- Mungeranie
- Coordinates: 28°01′7.28″S 138°39′48.02″E﻿ / ﻿28.0186889°S 138.6633389°E
- Population: 14 (SAL 2021)
- Time zone: ACST (UTC+9:30)
- • Summer (DST): ACDT (UTC+10:30)
- Location: 204 km (127 mi) N of Maree
- LGA(s): Pastoral Unincorporated Area
- State electorate(s): Stuart
- Federal division(s): Grey

= Mungeranie, South Australia =

Mungeranie or Mungerannie, comprising Mungerannie Hotel and Mungerannie Station, is a homestead on the Birdsville Track in northeastern South Australia. Located 204 km north of Marree, South Australia and 313 km south of Birdsville, Queensland the hotel is the only fuel and supplies depot on the Birdsville Track. The name "Mungeranie" is Aboriginal for "big ugly face".

The homestead and airstrip 500 m away comprise the pastoral station. The separately owned Mungerannie Hotel is on adjacent freehold land. Mungaranie stands on the edge of the Sturt Stony, Tirari, Simpson and Strzelecki Deserts, nestled beside the Derwent Creek. A permanent waterhole fed by an artesian bore from the Great Artesian Basin has established a local wetlands which provides a habitat for 110 bird species. The annual rainfall in the area is 130.6 mm.

Richard Forbes Sullivan opened a depot and hotel at the present site along the Birdsville track in 1886 to supply shepherds, drovers and travellers. In 1888 William Crombie took up a block nearby to rest horses and water cattle.
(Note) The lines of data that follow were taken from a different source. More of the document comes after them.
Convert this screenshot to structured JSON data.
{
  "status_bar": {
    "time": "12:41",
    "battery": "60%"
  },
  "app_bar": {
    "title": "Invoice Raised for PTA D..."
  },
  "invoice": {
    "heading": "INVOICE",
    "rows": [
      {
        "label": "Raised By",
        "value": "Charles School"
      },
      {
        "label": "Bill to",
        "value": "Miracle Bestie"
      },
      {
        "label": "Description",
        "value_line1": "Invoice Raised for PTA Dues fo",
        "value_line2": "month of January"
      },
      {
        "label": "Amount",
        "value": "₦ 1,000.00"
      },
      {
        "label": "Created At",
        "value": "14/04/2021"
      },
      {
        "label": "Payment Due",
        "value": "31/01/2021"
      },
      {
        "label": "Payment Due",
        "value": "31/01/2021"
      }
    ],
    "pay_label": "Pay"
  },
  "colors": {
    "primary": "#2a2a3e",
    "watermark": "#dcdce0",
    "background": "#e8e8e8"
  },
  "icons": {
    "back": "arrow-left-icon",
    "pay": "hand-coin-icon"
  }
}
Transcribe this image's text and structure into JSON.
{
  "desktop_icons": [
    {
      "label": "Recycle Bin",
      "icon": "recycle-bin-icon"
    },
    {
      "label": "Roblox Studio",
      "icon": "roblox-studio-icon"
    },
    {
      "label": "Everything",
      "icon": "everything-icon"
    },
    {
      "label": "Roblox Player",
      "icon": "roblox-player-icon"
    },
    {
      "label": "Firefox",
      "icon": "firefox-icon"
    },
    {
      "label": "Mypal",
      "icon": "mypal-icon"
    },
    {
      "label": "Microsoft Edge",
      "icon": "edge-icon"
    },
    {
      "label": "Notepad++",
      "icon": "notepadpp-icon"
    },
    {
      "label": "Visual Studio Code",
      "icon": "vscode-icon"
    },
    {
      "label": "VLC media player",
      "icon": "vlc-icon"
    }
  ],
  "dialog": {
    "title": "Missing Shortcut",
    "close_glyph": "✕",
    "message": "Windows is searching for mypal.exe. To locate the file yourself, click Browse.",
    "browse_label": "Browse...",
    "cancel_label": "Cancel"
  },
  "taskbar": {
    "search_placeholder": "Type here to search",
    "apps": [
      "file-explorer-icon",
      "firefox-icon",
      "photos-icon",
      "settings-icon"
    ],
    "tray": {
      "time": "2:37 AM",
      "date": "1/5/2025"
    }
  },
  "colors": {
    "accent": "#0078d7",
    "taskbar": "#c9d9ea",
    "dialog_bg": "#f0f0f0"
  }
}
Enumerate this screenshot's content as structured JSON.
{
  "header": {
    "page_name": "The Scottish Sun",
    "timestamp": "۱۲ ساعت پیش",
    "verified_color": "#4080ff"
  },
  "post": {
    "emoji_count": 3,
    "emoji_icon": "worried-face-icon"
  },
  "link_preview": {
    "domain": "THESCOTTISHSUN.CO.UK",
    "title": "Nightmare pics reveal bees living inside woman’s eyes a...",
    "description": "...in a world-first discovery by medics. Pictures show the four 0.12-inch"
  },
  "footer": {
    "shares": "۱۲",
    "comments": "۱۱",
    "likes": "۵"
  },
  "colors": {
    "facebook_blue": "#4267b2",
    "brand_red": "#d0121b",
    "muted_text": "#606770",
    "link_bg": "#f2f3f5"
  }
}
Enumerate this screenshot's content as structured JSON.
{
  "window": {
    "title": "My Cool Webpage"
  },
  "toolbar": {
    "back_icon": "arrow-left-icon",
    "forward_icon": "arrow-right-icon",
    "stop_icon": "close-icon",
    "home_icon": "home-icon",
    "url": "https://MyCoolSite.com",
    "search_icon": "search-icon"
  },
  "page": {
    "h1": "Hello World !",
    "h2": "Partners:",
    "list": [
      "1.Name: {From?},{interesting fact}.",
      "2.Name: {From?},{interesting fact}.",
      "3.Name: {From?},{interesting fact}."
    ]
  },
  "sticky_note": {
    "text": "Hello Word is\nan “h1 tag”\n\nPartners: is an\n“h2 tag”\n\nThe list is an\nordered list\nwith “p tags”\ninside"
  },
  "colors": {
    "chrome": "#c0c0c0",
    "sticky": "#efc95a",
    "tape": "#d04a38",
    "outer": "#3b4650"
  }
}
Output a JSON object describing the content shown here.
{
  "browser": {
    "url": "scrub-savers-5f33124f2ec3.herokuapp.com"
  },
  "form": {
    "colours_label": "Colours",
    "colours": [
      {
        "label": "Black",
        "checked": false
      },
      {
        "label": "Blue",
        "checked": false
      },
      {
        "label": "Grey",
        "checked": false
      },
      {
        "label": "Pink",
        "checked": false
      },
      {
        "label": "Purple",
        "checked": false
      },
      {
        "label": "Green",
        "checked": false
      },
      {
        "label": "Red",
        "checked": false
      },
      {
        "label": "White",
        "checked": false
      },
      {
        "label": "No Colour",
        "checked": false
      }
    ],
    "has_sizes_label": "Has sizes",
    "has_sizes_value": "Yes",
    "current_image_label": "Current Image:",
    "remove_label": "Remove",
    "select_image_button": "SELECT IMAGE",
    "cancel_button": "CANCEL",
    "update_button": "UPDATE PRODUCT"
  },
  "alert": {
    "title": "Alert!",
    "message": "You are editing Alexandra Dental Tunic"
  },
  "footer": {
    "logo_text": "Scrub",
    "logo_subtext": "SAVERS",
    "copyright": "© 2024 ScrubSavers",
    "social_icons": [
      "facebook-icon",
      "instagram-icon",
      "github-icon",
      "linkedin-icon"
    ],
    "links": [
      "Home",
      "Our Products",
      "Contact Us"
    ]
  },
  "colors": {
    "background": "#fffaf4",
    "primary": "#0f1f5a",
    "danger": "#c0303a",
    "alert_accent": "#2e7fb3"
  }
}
By 1889 Robert Rowe took over the store and in 1901 the government sunk a bore to supply permanent water.

A cattle station and a police station were established in 1903, a school was built in 1915 and in 1920 Mungerannie was the head office of the Great Northern League which sought the creation of the separate state of Brachina. The cattle station was also once part of the Cowarie and Kanowna runs.